The Bishop, Mathew Hassan Kukah of Sokoto, told Catholic charity Aid to the Church in Need (ACN) that, in his view, the recent violence was genocidal in character. He stressed, however, that Christians were not the only victims of recent unrest, as the killings “have been far worse in the predominantly Muslim north in such states as Katsina, Sokoto and Zamfara”. Islamic State West African Province (ISWAP) justified their murder of five aid workers as a warning to “all those being used by infidels to convert Muslims to Christianity” - something that indicated, the Bishop said, that extremists are not only targeting Christians.

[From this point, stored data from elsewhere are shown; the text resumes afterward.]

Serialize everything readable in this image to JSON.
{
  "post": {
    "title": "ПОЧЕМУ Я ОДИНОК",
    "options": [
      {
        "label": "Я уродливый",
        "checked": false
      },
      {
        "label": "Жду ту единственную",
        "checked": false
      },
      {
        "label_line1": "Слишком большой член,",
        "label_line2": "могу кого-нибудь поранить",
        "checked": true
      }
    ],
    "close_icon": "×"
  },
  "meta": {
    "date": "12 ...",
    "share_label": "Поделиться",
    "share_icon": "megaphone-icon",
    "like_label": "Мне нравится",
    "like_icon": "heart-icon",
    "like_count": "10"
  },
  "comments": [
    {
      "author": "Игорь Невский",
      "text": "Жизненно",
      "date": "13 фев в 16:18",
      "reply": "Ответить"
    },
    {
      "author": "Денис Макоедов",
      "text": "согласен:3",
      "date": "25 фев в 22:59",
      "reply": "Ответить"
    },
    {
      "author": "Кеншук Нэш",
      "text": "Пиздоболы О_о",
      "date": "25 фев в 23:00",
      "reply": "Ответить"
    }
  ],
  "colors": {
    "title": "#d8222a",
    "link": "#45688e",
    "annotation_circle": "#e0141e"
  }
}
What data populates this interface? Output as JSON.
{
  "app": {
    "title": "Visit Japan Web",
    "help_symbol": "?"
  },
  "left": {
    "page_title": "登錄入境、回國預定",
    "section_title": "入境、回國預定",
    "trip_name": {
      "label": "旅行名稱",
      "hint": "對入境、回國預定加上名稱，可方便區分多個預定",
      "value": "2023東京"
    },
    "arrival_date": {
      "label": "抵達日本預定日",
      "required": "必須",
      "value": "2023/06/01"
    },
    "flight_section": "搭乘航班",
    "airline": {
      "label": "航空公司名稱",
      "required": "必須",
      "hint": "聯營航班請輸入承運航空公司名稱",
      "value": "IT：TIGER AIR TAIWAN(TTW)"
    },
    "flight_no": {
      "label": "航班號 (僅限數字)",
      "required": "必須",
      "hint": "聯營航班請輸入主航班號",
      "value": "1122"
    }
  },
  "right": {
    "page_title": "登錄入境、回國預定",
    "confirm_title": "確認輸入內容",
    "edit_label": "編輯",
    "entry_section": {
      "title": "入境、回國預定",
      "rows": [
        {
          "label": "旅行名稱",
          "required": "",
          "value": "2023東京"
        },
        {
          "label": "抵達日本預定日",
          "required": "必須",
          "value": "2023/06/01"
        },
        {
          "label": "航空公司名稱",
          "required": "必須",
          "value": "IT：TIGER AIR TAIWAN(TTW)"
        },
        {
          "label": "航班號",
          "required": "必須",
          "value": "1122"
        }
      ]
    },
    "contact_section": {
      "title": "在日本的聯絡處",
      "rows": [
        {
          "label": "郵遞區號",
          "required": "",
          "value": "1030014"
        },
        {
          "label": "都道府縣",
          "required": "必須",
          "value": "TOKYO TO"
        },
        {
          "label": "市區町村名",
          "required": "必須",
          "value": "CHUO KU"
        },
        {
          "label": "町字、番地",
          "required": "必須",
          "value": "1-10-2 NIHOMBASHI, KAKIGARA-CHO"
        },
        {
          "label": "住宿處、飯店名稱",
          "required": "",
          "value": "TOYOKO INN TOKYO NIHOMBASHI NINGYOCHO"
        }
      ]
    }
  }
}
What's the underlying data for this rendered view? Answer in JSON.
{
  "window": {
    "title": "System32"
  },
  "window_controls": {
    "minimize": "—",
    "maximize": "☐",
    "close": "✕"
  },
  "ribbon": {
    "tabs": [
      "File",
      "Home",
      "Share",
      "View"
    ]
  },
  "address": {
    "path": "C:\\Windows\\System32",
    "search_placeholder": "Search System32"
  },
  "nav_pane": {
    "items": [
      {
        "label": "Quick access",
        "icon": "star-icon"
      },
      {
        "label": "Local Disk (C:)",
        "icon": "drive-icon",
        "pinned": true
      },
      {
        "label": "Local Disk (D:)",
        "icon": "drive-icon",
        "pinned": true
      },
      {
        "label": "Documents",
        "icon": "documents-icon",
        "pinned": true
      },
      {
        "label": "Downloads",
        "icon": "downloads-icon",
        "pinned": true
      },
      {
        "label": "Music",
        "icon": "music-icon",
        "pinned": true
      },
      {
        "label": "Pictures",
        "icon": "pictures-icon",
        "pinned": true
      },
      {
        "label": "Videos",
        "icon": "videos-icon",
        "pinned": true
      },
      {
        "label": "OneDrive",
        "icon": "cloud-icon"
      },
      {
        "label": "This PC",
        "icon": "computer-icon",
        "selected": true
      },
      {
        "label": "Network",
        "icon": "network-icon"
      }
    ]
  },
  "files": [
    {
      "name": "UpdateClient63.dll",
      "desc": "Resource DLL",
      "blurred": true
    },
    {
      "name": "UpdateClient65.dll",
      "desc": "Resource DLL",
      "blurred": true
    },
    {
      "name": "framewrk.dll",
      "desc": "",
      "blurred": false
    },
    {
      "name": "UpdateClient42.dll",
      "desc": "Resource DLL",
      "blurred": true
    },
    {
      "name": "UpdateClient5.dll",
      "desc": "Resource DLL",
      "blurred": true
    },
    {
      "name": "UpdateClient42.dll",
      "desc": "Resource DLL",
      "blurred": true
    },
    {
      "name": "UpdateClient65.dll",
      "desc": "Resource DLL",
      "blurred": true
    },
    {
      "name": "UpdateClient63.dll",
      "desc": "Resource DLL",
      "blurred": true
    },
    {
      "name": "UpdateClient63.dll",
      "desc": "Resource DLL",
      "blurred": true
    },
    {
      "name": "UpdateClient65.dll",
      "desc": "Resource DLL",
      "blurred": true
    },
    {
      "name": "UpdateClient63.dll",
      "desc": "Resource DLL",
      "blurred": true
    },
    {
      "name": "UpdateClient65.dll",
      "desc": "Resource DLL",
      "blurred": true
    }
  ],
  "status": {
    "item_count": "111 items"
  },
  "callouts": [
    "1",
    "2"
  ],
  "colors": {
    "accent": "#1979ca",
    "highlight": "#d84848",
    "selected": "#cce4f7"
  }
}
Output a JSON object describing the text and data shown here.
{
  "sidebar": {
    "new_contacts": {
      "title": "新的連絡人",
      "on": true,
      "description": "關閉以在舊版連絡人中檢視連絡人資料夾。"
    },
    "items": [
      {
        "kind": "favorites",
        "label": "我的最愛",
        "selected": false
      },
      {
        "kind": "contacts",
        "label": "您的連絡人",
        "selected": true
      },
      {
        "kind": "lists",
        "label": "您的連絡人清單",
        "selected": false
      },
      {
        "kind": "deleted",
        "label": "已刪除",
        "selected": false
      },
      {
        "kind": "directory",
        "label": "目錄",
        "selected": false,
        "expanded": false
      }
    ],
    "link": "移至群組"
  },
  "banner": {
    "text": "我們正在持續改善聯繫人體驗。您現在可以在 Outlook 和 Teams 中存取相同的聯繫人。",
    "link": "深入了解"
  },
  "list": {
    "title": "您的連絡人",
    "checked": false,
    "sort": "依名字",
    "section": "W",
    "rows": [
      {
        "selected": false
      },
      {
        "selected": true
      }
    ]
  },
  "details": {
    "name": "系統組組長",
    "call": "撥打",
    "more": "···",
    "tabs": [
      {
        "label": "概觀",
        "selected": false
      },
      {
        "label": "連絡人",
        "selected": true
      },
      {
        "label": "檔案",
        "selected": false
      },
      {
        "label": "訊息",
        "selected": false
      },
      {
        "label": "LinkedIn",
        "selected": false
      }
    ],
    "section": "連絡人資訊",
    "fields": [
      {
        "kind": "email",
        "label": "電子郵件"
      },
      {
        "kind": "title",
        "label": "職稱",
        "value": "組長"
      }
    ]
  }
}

A video of the killings, the victims of which were employees of international NGOs, was released last week by the Islamist group. Although the group has avoided executing Muslim civilians in the past, this appears to be changing as the conflict continues.
Implying that the Nigerian government is complicit in the unrest, Bishop Kukah also criticised western countries for not doing more. He said: “We hear promises from the United States and Europe and they all come to nothing.”
Bishop Kukah’s remarks supported the findings of the UK All-Party Parliamentary Group for International Freedom of Religion or Belief’s report called “Nigeria – Unfolding Genocide?’ released in June. The report has led some commentators to call on the British government to consider sanctioning Nigeria if further measures are not taken to halt the violence.
Nigerian Christians have been experiencing persecution for several years, with attacks by armed groups of Islamist extremists and Fulani herders resulting in the killing and dispossession of thousands in the north of the country. Although the exact death toll is unknown, Nigeria human rights organisation Intersociety states that since June 2015, up to 12,000 Christians have been killed with 350 deaths in the first two months of 2020. Nigeria is ranked number twelve on the persecution charity Open Doors’ 2020 World Watch List of countries where Christians are the most in danger for practising their faith.
Other sources suggest that more than 300,000 people have been displaced, contributing to an ongoing refugee crisis in central Africa. The International Crisis Group has estimated that the current conflict is costing the Nigerian economy £10.5 billion per year.